Greening the city brings more ticks, bees and wildlife in our environment, as the keynote speakers shared in their talks. Bringing both positive effects and challenges for for the health of animals, humans and the environment. Futhermore, 10 PhD students pitched their research. Sam Nooij was the winner of the NCOH Pitch award by public vote.
Watch the recording of the Science Café.
After a warm welcome by Professor Dick Heederik, chair of the NCOH Executive Board, three keynote speakers addressed the theme of this Science Café: ‘The Greening of Cities – One Health Challenges’.
Helen Esser, Assistant Professor Wildlife Ecology & Conservation at Wageningen University & Research will give a lecture entitled: ‘Tick and the city: the biodiversity benefits and health risks of urban greening’
“Urban greening provides lots of benefits, but we need to think carefully about how to go about it”
Maria Diuk-Wasser, Professor of Ecology, Evolution and Environmental Biology at Columbia University, interested in environmental and anthropogenic factors driving the emergence of vector-borne and zoonotic diseases will give a lecture entitled: ‘The role of urban greenspace connectivity on the emergence of tick-borne diseases’
“Wildlife and humans love connected green spaces in cities, ticks love them too!”

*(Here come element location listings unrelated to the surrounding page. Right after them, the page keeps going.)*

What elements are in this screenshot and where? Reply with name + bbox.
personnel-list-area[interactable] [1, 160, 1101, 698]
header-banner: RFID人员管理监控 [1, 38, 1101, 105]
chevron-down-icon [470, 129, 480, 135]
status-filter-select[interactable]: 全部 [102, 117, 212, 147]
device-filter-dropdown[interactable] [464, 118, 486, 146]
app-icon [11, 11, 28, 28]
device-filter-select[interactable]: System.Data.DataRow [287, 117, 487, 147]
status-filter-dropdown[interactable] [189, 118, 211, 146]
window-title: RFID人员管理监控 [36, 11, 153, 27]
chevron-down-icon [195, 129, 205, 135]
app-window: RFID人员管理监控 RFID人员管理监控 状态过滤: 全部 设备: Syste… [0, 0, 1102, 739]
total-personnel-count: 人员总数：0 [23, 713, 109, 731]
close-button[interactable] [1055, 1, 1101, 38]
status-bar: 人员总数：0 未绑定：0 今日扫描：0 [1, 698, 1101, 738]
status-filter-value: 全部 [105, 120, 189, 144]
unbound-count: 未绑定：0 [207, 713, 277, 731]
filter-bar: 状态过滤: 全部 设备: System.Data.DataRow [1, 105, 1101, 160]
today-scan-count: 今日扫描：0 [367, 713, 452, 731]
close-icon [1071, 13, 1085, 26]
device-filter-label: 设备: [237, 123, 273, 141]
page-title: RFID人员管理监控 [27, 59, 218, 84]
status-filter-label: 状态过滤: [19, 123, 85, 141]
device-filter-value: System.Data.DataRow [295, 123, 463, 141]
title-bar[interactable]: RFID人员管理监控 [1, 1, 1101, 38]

Mary Gardiner, Professor at the Department of Entomology at Ohio State University – interested in ecology of urban greenspaces gives a speech entitled: ‘Reimagining Vacant Land as a Resource for Urban Bee Conservation’
Moderator of the meeting was Professor Arjan Stegeman of Utrecht University.
PhD and Postdoc Pitches
After the keynotes, preselected post docs and PhD students from all NCOH Partners pitched their research.
|NCOH Partner||PhD student||Subject/title Pitch Presentation|
|1||Wageningen University & Research||Ayla Hesp||The use of whole-genome sequencing to monitor antimicrobial resistance in livestock|
|2||UMC Utrecht||Remy Muts||Understanding antibodies and their potential to combat antibiotic resistance|
|3||Utrecht University||Kitty Exel||Complex sugars as vaccine targets against S. aureus mastitis in cattle|
|4||KNAW||Jurrian van Irsel||Birds as vector for infectious diseases along the rural-urban gradient|
|5||Universiteit Leiden||Jo-Anne Verschoor||The search for novel plastic degrading enzymes|
|6||Erasmus MC||Michelle Molendijk|
|7||Radboudumc||Esther Taks||BCG vaccination in the elderly during the COVID-19 pandemic|
|8||Leids Universitair Medisch Centrum (LUMC)||Sam Nooij||Faecal microbiota transplantation influences procarcinogenic Escherichia coli in multiple recurrent Clostridioides difficile infected patients|
|9||Amsterdam UMC||Thomas Roodsant||How zoonotic Streptococcus suis crosses human small intestine epithelium|
|10||RIVM||Marieke de Cock||The effect of urban green on wild rat populations and pathogen transmission risk|
Have a look at the powerpoint presentations of the Science Café keynote speakers and PhD students:
- Ass. prof. Helen Esser: Urban Greening – Biodiversity benefits and health risks
- Prof. Maria Diuk-Wasser: The role of urban greenspace connectivity on the emergence of tick-borne diseases
- Prof. Mary Margaret Gardiner: Reimagining Vacant Land – A Resource for Urban Bee Conservation
- PhD pitches – presentations
Watch the recording of the Science Café
This symposium was organised by the NCOH Executive Board:
Prof. Dick Heederik, Utrecht University (chair)
Prof. Marc Bonten, Utrecht University Medical Center
Dr. Arjen van de Giessen, RIVM
Prof. Andrea Gröne, Utrecht University
Dr. Ferry Hagen, Royal Netherlands Academy of Arts and Sciences
Prof. Ludo Hellebrekers, Wageningen University and Research
Prof. Marion Koopmans, Erasmus Medical Center
Prof. Ed Kuijper, Leiden University Medical Center
Prof. Nathaniel Martin, Leiden University
Prof. Annemarie Rebel, Wageningen University & Research
Prof. Constance Schultz, Amsterdam UMC
Prof. Heiman Wertheim, Radboudumc
The Netherlands Centre for One Health (NCOH) aims for an integrated One Health approach to tackle the global risk of infectious diseases. NCOH commits to create durable solutions for this major challenge by bundling world-leading academic top research in the Netherlands in the area of One Health. This virtual science-driven institution focuses its efforts on four complimentary Strategic Research Themes.
The four NCOH Strategic Research Themes are complimentary and interactive. They focus on studying the interactions and connections between human, veterinary, wildlife, and environmental health in pursuit of durable solutions to grand societal challenges requiring a One Health approach.